Fig. 2 Crystal structures of the TBAF complex of 3 (a) and the TEACl complex of 2 (b).

In summary, we have designed and synthesized new picket calix[4]pyrroles bearing arylethynyl groups at diametrically opposed meso-positions. These alkynyl extended calix[4]pyrroles, 2 and 3, are established as superior halide anion receptors to their analogous meso-aryl congener. Single crystal X-ray structure analysis and solution state binding studies of the halide–host complexes demonstrate a pseudo-equatorial alignment of the meso-arylethynyl groups, which are unprecedented and quite different from the meso-aryl calix[4]pyrroles reported thus far. These results indicate that the repulsive anion–alkyne interaction is stronger so that the equilibrium favours the unexpected conformer. Further exploration of the anion–triple bond interaction paradigm in conjunction with analogous receptors with varying substituents on the ethynylaryl groups is currently in progress.

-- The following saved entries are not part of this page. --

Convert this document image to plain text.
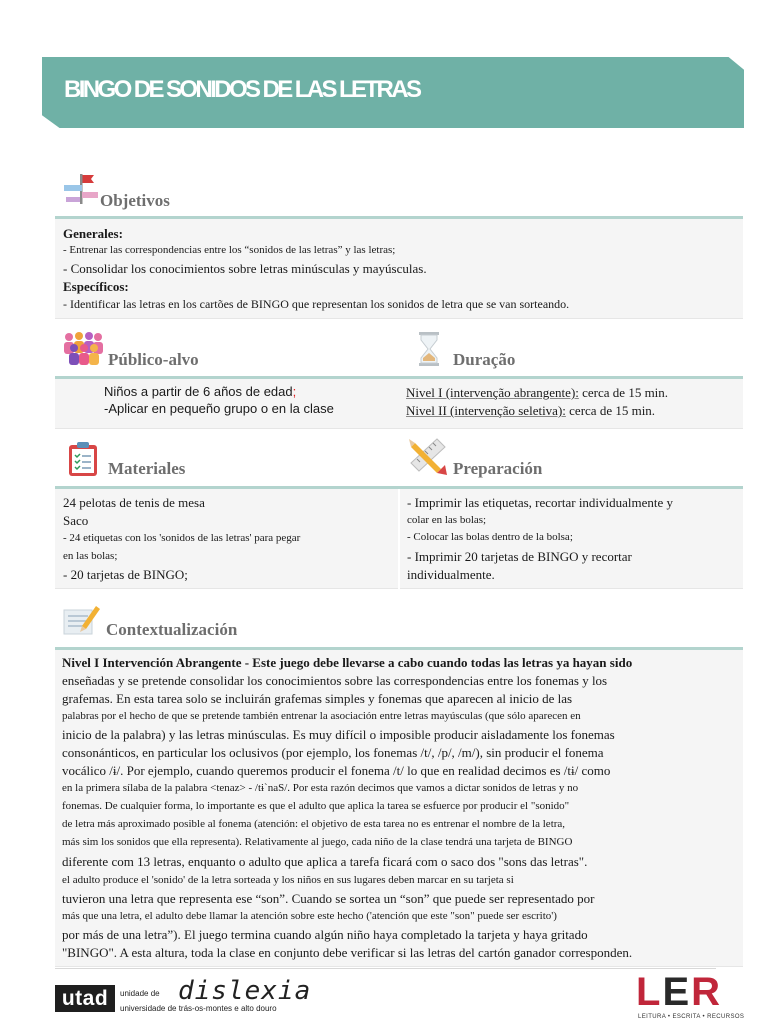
BINGO DE SONIDOS DE LAS LETRAS
Objetivos
Generales:
- Entrenar las correspondencias entre los “sonidos de las letras” y las letras;
- Consolidar los conocimientos sobre letras minúsculas y mayúsculas.
Específicos:
- Identificar las letras en los cartões de BINGO que representan los sonidos de letra que se van sorteando.
Público-alvo	Duração
Niños a partir de 6 años de edad;
-Aplicar en pequeño grupo o en la clase
Nivel I (intervenção abrangente): cerca de 15 min.
Nivel II (intervenção seletiva): cerca de 15 min.
Materiales	Preparación
24 pelotas de tenis de mesa
Saco
- 24 etiquetas con los 'sonidos de las letras' para pegar
en las bolas;
- 20 tarjetas de BINGO;
- Imprimir las etiquetas, recortar individualmente y
colar en las bolas;
- Colocar las bolas dentro de la bolsa;
- Imprimir 20 tarjetas de BINGO y recortar
individualmente.
Contextualización
Nivel I Intervención Abrangente - Este juego debe llevarse a cabo cuando todas las letras ya hayan sido
enseñadas y se pretende consolidar los conocimientos sobre las correspondencias entre los fonemas y los
grafemas. En esta tarea solo se incluirán grafemas simples y fonemas que aparecen al inicio de las
palabras por el hecho de que se pretende también entrenar la asociación entre letras mayúsculas (que sólo aparecen en
inicio de la palabra) y las letras minúsculas. Es muy difícil o imposible producir aisladamente los fonemas
consonánticos, en particular los oclusivos (por ejemplo, los fonemas /t/, /p/, /m/), sin producir el fonema
vocálico /ɨ/. Por ejemplo, cuando queremos producir el fonema /t/ lo que en realidad decimos es /tɨ/ como
en la primera sílaba de la palabra <tenaz> - /tɨ`naS/. Por esta razón decimos que vamos a dictar sonidos de letras y no
fonemas. De cualquier forma, lo importante es que el adulto que aplica la tarea se esfuerce por producir el "sonido"
de letra más aproximado posible al fonema (atención: el objetivo de esta tarea no es entrenar el nombre de la letra,
más sim los sonidos que ella representa). Relativamente al juego, cada niño de la clase tendrá una tarjeta de BINGO
diferente com 13 letras, enquanto o adulto que aplica a tarefa ficará com o saco dos "sons das letras".
el adulto produce el 'sonido' de la letra sorteada y los niños en sus lugares deben marcar en su tarjeta si
tuvieron una letra que representa ese “son”. Cuando se sortea un “son” que puede ser representado por
más que una letra, el adulto debe llamar la atención sobre este hecho ('atención que este "son" puede ser escrito')
por más de una letra”). El juego termina cuando algún niño haya completado la tarjeta y haya gritado
"BINGO". A esta altura, toda la clase en conjunto debe verificar si las letras del cartón ganador corresponden.
utad	unidade de dislexia
universidade de trás-os-montes e alto douro	LER
LEITURA • ESCRITA • RECURSOS
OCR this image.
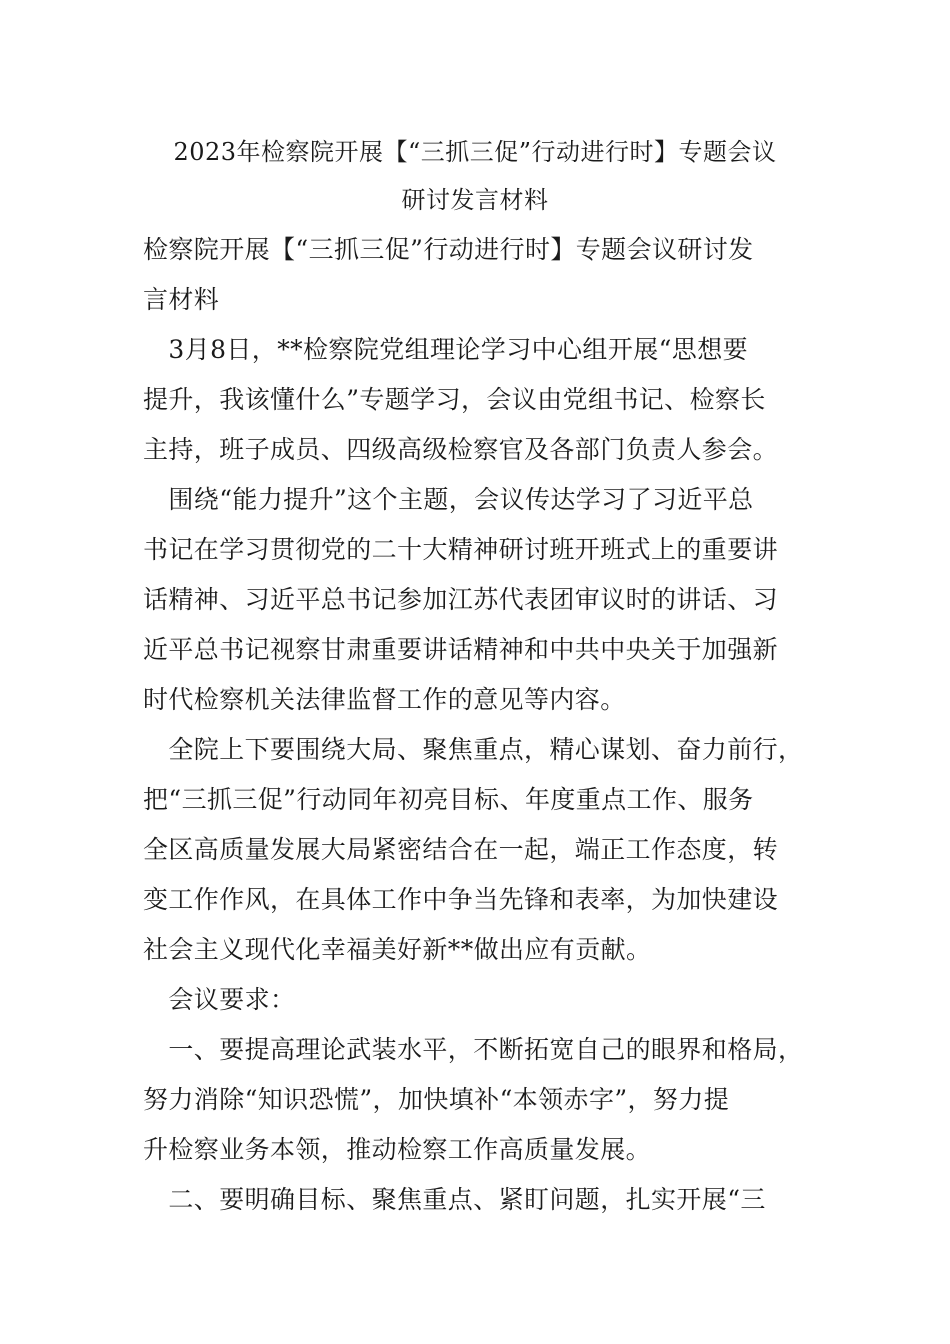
2023年检察院开展【“三抓三促”行动进行时】专题会议
研讨发言材料
检察院开展【“三抓三促”行动进行时】专题会议研讨发
言材料
　3月8日，**检察院党组理论学习中心组开展“思想要
提升，我该懂什么”专题学习，会议由党组书记、检察长
主持，班子成员、四级高级检察官及各部门负责人参会。
　围绕“能力提升”这个主题，会议传达学习了习近平总
书记在学习贯彻党的二十大精神研讨班开班式上的重要讲
话精神、习近平总书记参加江苏代表团审议时的讲话、习
近平总书记视察甘肃重要讲话精神和中共中央关于加强新
时代检察机关法律监督工作的意见等内容。
　全院上下要围绕大局、聚焦重点，精心谋划、奋力前行，
把“三抓三促”行动同年初亮目标、年度重点工作、服务
全区高质量发展大局紧密结合在一起，端正工作态度，转
变工作作风，在具体工作中争当先锋和表率，为加快建设
社会主义现代化幸福美好新**做出应有贡献。
　会议要求：
　一、要提高理论武装水平，不断拓宽自己的眼界和格局，
努力消除“知识恐慌”，加快填补“本领赤字”，努力提
升检察业务本领，推动检察工作高质量发展。
　二、要明确目标、聚焦重点、紧盯问题，扎实开展“三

Support from the Basic Science Research Program (2015R1A2A1A10052586) funded by the National Research Foundation (NRF) under the Ministry of Science, ICT & Future Planning of Korea is acknowledged. The Central Laboratory at KNU and the University-Industry Cooperation Foundation at KNU (D1000436-01-01) are also acknowledged.

Conflicts of interest

There are no conflicts to declare.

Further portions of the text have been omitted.